How to “win” an Argument

Conflict isn’t exactly new. In fact, it’s pretty much been around ever since there were 2 people to have one. Yet despite the long history of conflicts that we could learn from most of us still find it a challenge to resolve one well. I want to offer some help on resolving one specific kind of conflict, the argument.

Arguments are not necessarily a bad thing. A good argument simply stems from excitement and passion for something. When you encounter someone similarly passionate who happens to think differently, an argument ensues. Passion is good, it drives us to excellence, but in an argument it can turn sour very quickly. That passion can become angry and malicious and then it becomes about putting yourself up and the other person down. In short, it becomes about your personal victory. Winning.

Arguments can be exceptionally detrimental. They can also be fuel for better ideas and solutions than you could have come up with otherwise. How do you express your possibly unpopular point in a way that it is heard but doesn’t cause harmful repercussions? How can you “win” without everybody losing?

Your argument is typically won or lost well before it ever happens. Your reasoning and rhetoric will only rarely if ever carry you successfully through an argument. So how do you “win” before you even start to argue? Here are 3 things you can do to set yourself up to argue successfully.

Know why you are arguing. This sounds very simple, but oftentimes our passion blinds us to underlying issues. Just ask any married couple if they’ve ever spent days arguing about something only to finally realize that the real issue was something else completely. You’ll probably get a laugh and an admission that yes that happened on more than one occasion. It happens in business too. Are you arguing for your proposal so hard because you truly think it’s the best idea or because you feel undervalued and want your contributions to be recognized? Those are very different conversations to have, so it is critical to make sure that you are having the right one.


Be selfless. That probably seems like an odd tip but if you are selfless your odds of “winning” arguments goes through the roof. What I mean by this is that you should be known for having a goal other than your own success or acclaim. Let me illustrate with an example.
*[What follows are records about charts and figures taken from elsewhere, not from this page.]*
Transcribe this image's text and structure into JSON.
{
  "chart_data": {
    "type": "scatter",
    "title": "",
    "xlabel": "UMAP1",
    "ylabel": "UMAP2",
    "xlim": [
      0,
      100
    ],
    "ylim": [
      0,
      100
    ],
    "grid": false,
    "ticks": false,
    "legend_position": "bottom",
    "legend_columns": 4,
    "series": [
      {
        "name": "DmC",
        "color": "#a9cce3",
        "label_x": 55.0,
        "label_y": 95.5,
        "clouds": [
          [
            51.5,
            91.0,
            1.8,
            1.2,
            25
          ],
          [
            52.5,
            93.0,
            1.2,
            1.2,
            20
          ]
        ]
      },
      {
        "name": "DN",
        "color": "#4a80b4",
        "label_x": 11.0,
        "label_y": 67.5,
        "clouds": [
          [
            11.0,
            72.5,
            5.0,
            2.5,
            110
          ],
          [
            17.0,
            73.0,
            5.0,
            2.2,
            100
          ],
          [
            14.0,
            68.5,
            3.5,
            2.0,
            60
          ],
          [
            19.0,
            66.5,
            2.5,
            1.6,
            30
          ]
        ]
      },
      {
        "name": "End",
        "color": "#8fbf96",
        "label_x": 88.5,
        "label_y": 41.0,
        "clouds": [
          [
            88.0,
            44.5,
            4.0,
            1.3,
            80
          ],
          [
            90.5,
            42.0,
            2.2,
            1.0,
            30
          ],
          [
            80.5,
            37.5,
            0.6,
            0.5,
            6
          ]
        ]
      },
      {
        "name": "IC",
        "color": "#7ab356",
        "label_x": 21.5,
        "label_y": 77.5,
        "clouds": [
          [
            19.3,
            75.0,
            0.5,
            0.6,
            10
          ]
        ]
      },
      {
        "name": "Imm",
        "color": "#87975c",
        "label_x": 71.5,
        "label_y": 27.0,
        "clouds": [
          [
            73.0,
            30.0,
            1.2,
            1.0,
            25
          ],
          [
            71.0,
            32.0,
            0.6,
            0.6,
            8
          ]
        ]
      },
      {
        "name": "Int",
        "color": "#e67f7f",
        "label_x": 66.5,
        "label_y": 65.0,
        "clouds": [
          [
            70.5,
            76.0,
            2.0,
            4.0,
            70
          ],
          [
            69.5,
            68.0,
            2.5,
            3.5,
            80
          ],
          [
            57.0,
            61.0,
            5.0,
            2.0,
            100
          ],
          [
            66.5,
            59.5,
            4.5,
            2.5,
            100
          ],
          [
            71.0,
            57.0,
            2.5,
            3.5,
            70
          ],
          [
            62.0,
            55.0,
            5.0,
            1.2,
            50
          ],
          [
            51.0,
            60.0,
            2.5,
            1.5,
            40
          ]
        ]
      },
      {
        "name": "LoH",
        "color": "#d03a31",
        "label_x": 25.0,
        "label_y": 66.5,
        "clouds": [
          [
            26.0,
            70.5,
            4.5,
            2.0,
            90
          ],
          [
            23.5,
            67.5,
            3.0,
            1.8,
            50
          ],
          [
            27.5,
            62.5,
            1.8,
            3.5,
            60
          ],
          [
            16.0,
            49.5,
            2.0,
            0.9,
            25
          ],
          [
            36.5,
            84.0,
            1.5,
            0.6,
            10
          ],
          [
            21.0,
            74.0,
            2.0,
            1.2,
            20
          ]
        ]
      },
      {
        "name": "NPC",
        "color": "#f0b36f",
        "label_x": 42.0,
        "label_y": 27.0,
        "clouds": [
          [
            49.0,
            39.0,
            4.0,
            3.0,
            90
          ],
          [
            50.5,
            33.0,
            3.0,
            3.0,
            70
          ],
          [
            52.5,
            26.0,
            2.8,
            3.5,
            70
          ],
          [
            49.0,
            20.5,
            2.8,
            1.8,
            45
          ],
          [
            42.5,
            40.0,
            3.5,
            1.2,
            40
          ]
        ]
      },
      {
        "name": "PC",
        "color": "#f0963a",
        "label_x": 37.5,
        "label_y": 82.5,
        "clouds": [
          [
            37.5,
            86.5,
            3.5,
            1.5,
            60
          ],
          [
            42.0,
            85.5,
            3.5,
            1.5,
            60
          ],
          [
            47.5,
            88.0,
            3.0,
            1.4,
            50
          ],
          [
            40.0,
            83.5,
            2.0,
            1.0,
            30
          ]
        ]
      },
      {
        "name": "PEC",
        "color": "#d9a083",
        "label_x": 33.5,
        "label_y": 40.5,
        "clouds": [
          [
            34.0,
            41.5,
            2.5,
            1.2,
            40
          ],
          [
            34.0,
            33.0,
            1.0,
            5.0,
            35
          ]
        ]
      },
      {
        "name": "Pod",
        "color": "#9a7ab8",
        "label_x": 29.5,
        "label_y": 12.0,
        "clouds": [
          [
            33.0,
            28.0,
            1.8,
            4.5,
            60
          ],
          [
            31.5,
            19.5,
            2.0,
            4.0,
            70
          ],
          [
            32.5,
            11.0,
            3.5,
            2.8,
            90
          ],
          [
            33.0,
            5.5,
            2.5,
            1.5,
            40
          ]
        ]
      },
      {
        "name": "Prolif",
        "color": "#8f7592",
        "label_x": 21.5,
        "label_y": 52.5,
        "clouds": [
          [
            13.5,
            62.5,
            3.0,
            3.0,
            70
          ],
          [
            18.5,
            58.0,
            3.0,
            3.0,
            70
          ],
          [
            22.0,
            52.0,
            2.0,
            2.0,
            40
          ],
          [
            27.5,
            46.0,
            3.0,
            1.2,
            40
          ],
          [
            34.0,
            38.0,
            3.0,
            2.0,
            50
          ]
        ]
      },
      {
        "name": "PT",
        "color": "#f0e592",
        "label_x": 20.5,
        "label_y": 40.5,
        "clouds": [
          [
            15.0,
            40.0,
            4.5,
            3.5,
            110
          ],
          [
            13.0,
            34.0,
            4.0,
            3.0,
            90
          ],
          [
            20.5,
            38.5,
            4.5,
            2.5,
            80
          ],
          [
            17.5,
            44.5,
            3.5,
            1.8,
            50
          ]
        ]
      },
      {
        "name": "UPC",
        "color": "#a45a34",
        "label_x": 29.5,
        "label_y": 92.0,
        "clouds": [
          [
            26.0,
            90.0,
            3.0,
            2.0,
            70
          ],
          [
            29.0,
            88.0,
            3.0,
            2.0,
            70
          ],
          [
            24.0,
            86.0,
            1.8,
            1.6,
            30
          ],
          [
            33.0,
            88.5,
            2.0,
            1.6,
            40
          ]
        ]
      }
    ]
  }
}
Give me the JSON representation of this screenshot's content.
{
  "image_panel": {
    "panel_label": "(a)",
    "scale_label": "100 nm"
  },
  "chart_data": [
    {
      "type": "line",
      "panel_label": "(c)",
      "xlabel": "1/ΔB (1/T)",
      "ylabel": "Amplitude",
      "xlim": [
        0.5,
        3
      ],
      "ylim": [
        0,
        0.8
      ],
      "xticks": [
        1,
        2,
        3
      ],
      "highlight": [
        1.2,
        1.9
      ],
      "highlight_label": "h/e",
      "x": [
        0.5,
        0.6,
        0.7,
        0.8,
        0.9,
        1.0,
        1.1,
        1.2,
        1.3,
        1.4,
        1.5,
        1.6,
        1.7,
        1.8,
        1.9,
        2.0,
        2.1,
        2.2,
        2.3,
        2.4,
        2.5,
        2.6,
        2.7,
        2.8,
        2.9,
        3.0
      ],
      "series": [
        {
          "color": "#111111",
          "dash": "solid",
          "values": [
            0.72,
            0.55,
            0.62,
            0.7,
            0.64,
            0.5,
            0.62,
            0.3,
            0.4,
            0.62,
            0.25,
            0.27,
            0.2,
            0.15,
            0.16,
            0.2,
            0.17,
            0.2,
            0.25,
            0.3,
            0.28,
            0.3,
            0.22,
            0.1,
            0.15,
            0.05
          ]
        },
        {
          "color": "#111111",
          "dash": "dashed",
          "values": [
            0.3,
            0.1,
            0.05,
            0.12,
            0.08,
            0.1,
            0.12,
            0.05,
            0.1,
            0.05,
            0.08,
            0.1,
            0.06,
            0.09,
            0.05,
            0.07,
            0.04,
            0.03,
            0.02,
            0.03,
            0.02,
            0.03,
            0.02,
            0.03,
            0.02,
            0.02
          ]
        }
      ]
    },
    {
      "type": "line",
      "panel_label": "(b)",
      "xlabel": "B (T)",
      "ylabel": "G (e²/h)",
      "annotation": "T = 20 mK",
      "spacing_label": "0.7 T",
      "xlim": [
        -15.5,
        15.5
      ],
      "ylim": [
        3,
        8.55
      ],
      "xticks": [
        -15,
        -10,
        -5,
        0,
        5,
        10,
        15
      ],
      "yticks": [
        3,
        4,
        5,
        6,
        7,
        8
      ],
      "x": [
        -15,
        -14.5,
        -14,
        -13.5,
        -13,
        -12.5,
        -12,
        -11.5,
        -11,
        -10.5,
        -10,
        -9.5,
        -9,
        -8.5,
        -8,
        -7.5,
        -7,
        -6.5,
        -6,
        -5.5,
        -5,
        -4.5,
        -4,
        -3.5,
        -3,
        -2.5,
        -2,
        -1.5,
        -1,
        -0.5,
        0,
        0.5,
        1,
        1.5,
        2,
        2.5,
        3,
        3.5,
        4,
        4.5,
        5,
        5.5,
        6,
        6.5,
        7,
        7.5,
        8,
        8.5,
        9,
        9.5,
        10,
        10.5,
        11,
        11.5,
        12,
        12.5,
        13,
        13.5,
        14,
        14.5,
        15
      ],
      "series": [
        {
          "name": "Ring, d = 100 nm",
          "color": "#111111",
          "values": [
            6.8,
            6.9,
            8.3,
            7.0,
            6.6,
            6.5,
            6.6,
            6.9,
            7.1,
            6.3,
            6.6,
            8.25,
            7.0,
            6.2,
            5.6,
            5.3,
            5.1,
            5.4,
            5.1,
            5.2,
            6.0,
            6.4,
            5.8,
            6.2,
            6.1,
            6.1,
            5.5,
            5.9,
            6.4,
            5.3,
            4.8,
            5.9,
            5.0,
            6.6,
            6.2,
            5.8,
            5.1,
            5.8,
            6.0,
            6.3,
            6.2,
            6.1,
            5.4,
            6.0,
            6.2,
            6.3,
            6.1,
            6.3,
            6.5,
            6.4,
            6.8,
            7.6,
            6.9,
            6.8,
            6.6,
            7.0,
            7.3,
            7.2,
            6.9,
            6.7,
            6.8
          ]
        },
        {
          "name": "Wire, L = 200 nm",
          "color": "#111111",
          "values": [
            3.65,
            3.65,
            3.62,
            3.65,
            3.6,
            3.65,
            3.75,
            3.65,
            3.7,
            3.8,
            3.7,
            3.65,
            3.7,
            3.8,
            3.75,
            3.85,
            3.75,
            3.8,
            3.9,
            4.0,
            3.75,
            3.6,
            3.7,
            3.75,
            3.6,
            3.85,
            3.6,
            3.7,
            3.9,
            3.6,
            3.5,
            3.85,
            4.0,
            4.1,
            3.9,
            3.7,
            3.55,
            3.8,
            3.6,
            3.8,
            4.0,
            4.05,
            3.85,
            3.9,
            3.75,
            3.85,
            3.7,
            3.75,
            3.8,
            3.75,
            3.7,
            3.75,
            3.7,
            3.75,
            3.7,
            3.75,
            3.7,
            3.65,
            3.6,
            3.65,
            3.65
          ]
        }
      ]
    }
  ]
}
There is a big project coming up at your company and several people have been called upon to put together some ideas for it. You, Susan, and Frank are among them. You know Frank to be very hardworking and that his ultimate goal is to become the company CEO. Susan you know to be selfless, she desires what is best for the company, not herself. In the meeting the three of you get in an argument about the merits and weaknesses of your plan. Both Frank and Susan take issue with several of your points and argue that there are better ways to do it. Who is more likely to persuade you?

For most of us, it is Susan. We would naturally feel safer with her because we trust that she only wants what’s best for the company. It is probably harder to take argument from Frank because what we know of him suggests that he may be making a personal power play. Selflessness builds credibility and safety.

It’s also pretty easy to see on a personal level. If my wife suggests a product for me I am much more likely to be persuaded by her than by the product’s salesperson. I trust my wife’s goal is my well-being, I suspect the salesperson’s goal of being the sale. Because my wife’s goal is clearly established as selfless, she is much more trustworthy.

None of this is to say that having a personal stake in an argument is a bad thing. Sometimes it is at the heart of the argument itself. But if you are known for selflessness then even when you do need to argue for something personally your audience will be much more receptive.


Take care of your body. Mostly that means eat well and get enough sleep. When we are faced with an argument our bodies instinctively treat it as a threatening situation which means your fight or flight response is triggered. Either response can be problematic and the more tired or hungry you are the less able you will be to overcome your chemical responses and make intelligent choices. By taking care of yourself you are essentially keeping yourself more physically capable of handling an argument.


Hopefully these tips help your voice be heard in the next argument you have and in the end, everyone wins.